Making films can sometimes bit "a little bit boring" - waiting around can mean you "lose energy".
Hüller, who is nominated for a best actress Oscar for Anatomy of Fall, says the fixed cameras and lack of crew meant they could record long scenes "without technical interruption".
"To feel that we have all the time in the world... we were allowed to make mistakes," she says. "I wish many projects could film in this way."
Most reviews for the film have been positive, with The Guardian's Peter Bradshaw saying it "pulls the banality of evil into pin-sharp focus".
Glazer, who is Jewish, is obviously aware that other movies have been made about Auschwitz, such as the award-winning Schindler's List, Sophie's Choice and Son of Saul.
But he "connected" with Martin Amis's novel The Zone of Interest, which he adapted.
"His book found a perspective that felt really extraordinary," the director says.
He did not want to feature Nazi brutality, because images of Auschwitz from documentaries, photographs and films are already "seared in our minds".
But that doesn't mean the audience escapes the camp's horrors.
Glazer, whose other films include Under the Skin and Sexy Beast, knew "the sound would deliver the the perpetual atrocity going on - out of sight, but never out of mind for us".
Sound designer Johnnie Burn did "months of meticulous research".
"We viewed the project as two films: one you see, akin to a family drama or Big Brother; and one you only hear, coming from over the wall - the real narrative," he says.
The most difficult sound to reproduce was "the omnipresent, mechanical hum of the camp's machinery - a harrowing reminder of the workshops and the crematorium's furnace".
He also had the unenviable task of recreating how the camp's prisoners might have sounded.
"Believably capturing the sound of a life-ending scream is inherently challenging," he says.
'Satanic bellows'
Mica Levi's music features in certain moments of the film, including its opening, with a black screen while the score takes centre stage.
It provokes a variety of reactions.
"Some people find it quite peaceful, arcane - some people find it really alarming," the musician explains.
Hollywood Reporter describes the music as "a deep inhuman sound, like the roar of a satanic bellows", while Variety says it's "eerie in the extreme".
Levi calls it "a kind of question mark - it's not working to emotionally support the narrative of the characters".

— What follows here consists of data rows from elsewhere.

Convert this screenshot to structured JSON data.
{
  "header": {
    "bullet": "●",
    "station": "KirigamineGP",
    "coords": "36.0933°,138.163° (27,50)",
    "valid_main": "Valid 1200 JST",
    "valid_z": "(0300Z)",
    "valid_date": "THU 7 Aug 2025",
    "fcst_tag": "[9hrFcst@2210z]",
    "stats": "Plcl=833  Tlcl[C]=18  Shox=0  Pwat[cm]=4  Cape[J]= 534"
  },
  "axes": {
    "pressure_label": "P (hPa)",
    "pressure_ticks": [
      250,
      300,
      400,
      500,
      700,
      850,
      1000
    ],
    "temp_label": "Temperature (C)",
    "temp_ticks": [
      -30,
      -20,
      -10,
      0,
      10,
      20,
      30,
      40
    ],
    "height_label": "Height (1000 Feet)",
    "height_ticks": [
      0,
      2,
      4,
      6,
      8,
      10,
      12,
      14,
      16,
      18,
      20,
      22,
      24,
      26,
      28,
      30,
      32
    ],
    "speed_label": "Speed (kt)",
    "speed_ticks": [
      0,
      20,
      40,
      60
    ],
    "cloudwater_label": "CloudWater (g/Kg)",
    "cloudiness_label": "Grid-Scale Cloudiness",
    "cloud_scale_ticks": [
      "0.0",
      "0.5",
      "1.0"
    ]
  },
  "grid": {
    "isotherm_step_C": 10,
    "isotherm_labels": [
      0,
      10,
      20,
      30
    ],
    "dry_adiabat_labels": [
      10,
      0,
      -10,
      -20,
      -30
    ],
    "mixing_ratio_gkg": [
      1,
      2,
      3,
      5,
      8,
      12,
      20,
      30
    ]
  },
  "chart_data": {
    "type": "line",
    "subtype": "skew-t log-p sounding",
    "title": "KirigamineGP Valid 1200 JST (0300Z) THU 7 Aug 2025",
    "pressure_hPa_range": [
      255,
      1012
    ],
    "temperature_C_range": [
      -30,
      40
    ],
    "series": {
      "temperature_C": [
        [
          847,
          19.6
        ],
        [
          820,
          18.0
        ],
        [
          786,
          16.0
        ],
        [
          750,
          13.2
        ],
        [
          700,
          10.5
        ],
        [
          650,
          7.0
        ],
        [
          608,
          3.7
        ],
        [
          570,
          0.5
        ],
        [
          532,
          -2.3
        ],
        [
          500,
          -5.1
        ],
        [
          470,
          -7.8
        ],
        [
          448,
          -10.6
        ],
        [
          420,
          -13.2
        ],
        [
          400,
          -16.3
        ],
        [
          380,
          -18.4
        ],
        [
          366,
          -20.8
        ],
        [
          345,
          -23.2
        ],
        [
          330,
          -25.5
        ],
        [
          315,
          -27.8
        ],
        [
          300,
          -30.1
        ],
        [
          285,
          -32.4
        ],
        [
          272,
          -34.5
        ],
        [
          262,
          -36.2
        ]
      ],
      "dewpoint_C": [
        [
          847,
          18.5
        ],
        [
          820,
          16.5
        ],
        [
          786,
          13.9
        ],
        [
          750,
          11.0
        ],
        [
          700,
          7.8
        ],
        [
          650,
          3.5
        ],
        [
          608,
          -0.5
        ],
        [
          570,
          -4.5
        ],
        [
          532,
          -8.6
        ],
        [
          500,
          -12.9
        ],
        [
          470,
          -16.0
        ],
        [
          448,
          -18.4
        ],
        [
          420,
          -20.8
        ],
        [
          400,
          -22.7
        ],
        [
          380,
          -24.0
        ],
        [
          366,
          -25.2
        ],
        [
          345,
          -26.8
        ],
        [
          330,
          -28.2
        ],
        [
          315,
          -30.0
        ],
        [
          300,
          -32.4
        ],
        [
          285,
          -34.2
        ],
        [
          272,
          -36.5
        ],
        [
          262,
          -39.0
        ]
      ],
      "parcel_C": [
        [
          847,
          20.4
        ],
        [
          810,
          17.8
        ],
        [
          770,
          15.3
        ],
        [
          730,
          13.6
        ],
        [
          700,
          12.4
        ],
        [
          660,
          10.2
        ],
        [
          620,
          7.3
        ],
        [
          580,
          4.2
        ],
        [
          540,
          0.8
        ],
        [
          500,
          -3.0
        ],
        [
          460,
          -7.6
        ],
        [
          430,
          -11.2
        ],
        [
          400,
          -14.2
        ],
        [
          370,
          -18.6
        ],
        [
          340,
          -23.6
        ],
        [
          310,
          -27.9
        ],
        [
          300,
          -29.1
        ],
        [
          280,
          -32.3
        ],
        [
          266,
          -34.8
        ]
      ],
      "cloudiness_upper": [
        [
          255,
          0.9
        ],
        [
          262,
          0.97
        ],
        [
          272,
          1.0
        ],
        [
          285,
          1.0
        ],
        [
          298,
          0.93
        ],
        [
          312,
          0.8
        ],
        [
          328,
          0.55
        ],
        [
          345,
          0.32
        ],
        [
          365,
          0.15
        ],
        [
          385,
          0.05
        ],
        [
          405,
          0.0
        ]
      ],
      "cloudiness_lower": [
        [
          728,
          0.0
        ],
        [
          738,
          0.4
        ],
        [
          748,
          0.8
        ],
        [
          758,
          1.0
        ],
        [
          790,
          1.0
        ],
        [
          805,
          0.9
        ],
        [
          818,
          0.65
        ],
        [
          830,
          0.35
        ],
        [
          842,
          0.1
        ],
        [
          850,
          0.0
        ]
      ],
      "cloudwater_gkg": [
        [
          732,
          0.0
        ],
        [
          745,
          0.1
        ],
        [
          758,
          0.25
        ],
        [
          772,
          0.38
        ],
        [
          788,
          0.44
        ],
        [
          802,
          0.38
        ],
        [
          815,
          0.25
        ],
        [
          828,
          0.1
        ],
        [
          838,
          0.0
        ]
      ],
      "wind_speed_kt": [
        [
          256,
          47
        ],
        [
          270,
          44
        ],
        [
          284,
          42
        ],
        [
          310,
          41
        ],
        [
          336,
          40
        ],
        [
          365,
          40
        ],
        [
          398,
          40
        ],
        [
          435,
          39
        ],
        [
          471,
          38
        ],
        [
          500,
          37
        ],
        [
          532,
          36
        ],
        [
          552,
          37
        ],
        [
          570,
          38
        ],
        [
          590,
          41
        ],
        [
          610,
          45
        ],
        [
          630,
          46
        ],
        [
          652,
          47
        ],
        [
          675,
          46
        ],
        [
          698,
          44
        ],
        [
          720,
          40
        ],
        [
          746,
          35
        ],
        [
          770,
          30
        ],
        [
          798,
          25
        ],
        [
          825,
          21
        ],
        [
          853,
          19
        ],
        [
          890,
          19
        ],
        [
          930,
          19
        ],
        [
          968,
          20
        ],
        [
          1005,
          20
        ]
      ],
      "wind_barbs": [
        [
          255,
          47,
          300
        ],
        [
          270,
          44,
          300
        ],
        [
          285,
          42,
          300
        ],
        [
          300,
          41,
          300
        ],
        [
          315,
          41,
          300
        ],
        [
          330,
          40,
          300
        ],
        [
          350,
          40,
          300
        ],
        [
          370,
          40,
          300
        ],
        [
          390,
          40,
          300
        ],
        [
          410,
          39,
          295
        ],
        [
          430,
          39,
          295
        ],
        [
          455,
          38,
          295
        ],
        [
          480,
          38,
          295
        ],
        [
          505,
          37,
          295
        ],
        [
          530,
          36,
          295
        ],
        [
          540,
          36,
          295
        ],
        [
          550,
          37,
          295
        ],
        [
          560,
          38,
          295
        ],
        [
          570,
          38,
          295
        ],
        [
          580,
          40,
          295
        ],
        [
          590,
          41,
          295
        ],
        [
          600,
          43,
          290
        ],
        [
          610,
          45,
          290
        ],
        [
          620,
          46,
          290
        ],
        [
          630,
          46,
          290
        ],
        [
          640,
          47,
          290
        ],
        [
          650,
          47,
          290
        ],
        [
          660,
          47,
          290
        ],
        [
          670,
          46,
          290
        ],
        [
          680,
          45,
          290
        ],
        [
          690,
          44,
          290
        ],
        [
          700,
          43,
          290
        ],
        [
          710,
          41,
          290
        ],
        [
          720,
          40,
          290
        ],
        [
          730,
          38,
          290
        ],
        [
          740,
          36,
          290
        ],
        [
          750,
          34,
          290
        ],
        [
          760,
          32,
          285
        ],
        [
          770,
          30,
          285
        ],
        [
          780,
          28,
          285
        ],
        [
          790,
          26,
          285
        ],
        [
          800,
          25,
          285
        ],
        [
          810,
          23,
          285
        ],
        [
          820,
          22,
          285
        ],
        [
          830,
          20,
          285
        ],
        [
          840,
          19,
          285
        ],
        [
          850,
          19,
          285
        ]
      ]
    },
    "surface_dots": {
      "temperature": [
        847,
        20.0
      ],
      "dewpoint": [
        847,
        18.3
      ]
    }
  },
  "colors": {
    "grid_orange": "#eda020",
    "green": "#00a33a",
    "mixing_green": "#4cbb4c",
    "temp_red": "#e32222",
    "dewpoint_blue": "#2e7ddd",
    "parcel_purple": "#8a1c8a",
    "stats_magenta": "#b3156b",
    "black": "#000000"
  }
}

Another key part of the film is the house itself - Höss had taken it from a Polish family and remodelled it.
Production designer Chris Oddy wanted to recreate it at Auschwitz, but was unable to.
The area is a Unesco world heritage site, so nothing could be disturbed or built within a 500m exclusion zone.
Despite this, Glazer was able to make his film in the area, called the Zone of Interest by the Nazis.
The Memorial and Museum for Auschwitz-Birkenau explains that this referred to an area around Auschwitz administered by the SS.
"To prevent prisoners from having contact with the outside world, and eliminate witnesses to their crimes, the Germans forcibly expelled approximately 9,000 residents from that area," it says.
'Holes for cameras'
The original house is still there, with a family living in it.
But it now doesn't look "new" enough to double for the Höss residence during World War Two.
"We got quite friendly with the family living there," adds Oddy, who visited them about six times during his research.
He managed to find a derelict building about 200m from the original house, which the crew used.
After four and a half months of replastering, decorating and sourcing furniture and plants, he had to embed the fixed cameras. "I just counted how many holes I had to make," he says.
Glazer concludes that his movie "looks into dark corners of human capacity", and is relevant today.
"I think what's inside this film is what we do to each other as human beings," he says.
"We see others as lesser than ourselves, different from ourselves. Somehow, step by step, that leads to atrocity.
"It's about the inherent violence in us - and how we need to evolve out of that state."
The Zone of Interest is released in UK cinemas on 2 February.